09:13 – Geez. Anyone who’s even slightly aware of what’s going on believes that the crisis super-summit tomorrow is the absolute last chance the EU has to prevent the collapse of the euro and the disintegration of the EU. And yet the actions of the leaders of the top four EU countries are reminiscent of the Animal House food fight. We have Merkozy lobbing vicious verbal grenades at each other, both of them publicly making fun of Berlusconi (who richly deserves it, actually), and Sarkozy telling Cameron that Cameron “has missed an opportunity to shut up” and that he’s “sick” of Cameron “interfering” in the discussions. It’s fortunate that European countries no longer have much in the way of military forces, or Germany would probably have invaded France by now. And France would have surrendered. And yet, by tomorrow, these “leaders” are supposed to agree to terms that none of them are willing to agree to and by so doing save the euro and the EU. Not bloody likely.

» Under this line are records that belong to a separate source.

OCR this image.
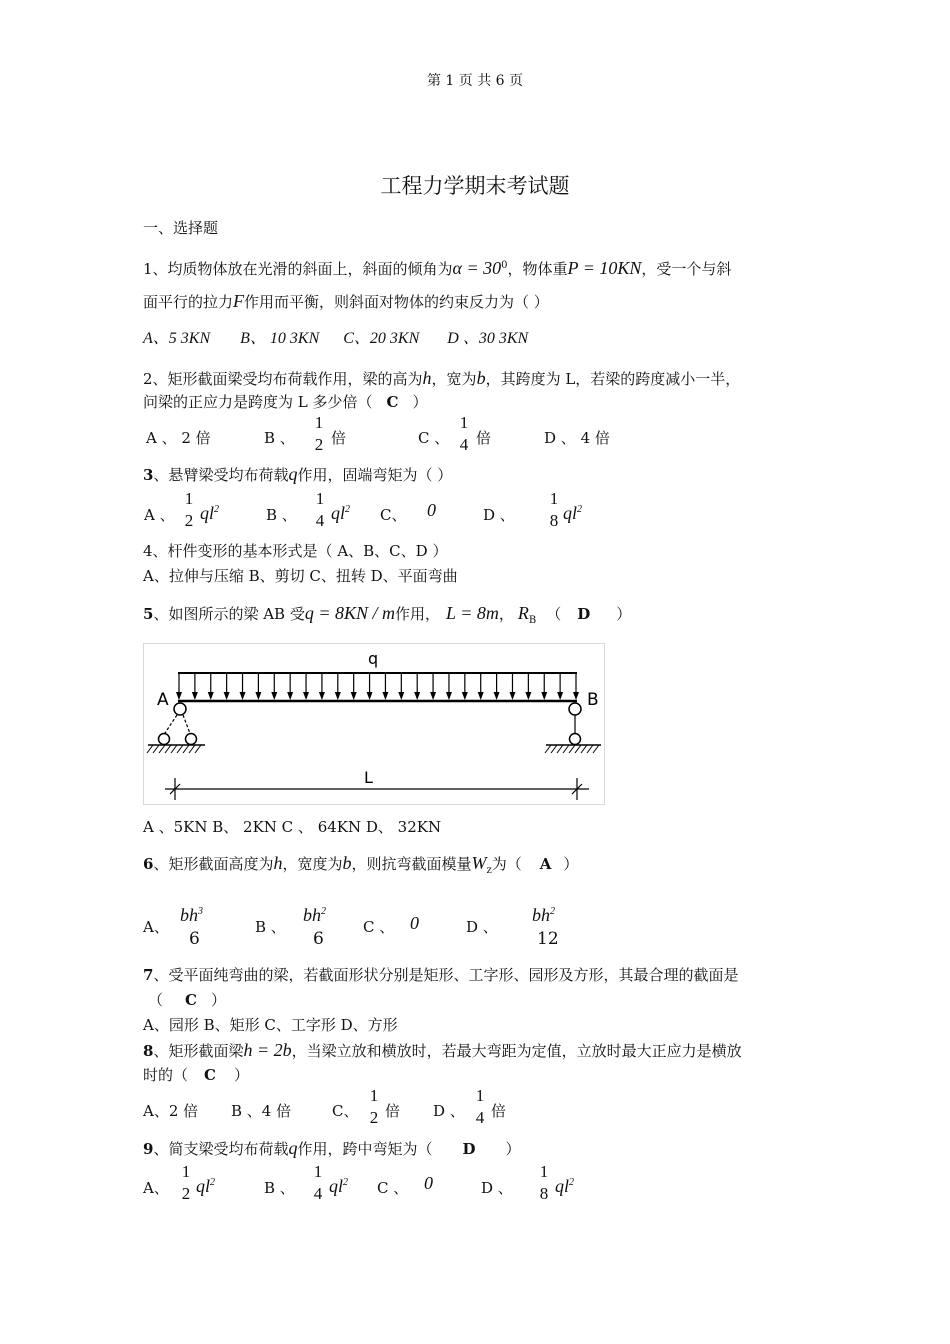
第 1 页 共 6 页
工程力学期末考试题
一、选择题
1、均质物体放在光滑的斜面上，斜面的倾角为$\alpha = 30^0$，物体重P = 10KN，受一个与斜
面平行的拉力F作用而平衡，则斜面对物体的约束反力为（ ）
A、5 3KN B、 10 3KN C、20 3KN D 、30 3KN
2、矩形截面梁受均布荷载作用，梁的高为h，宽为b，其跨度为 L，若梁的跨度减小一半，
问梁的正应力是跨度为 L 多少倍（ C ）
A 、 2 倍	B 、
1
2 倍	C 、
1
4 倍	D 、 4 倍
3、悬臂梁受均布荷载q作用，固端弯矩为（ ）
A 、
1
2 $ql^2$	B 、
1
4 $ql^2$ C、 0	D 、
1
8 $ql^2$
4、杆件变形的基本形式是（ A、B、C、D ）
A、拉伸与压缩 B、剪切 C、扭转 D、平面弯曲
5、如图所示的梁 AB 受q = 8KN / m作用， L = 8m， $R_B$ （ D ）
q
A	B
L
A 、5KN B、 2KN C 、 64KN D、 32KN
6、矩形截面高度为h，宽度为b，则抗弯截面模量$W_z$为（ A ）
A、
$bh^3$
6
B 、
$bh^2$
6
C 、 0	D 、
$bh^2$
12
7、受平面纯弯曲的梁，若截面形状分别是矩形、工字形、园形及方形，其最合理的截面是
（ C ）
A、园形 B、矩形 C、工字形 D、方形
8、矩形截面梁h = 2b，当梁立放和横放时，若最大弯距为定值，立放时最大正应力是横放
时的（ C ）
A、2 倍 B 、4 倍	C、
1
2 倍 D 、
1
4 倍
9、简支梁受均布荷载q作用，跨中弯矩为（ D ）
A、
1
2 $ql^2$	B 、
1
4 $ql^2$ C 、 0	D 、
1
8 $ql^2$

Not that there’s actually anything that can be done to save the euro or the EU anyway. The euro itself has a fatal design flaw, and no amount of gerry-rigging can fix that permanently. The problem now is that the EU is running out of temporary patches, each of which was extremely expensive and ultimately futile. All of the argument now isn’t about how to save Greece and the euro and the EU; even the politicians by now realize that is impossible. What they’re arguing about now is who will pay the costs of the collapse. Everyone except the FANG nations wants the FANG nations to take the hit, cutting them down to size. The FANG nations aren’t willing to do so. The only thing they’re seriously concerned about is how to minimize the damage to their own economies from the collapse. They’ve already written off not just Greece, but Portugal, Ireland, Italy, Spain, Belgium, and France.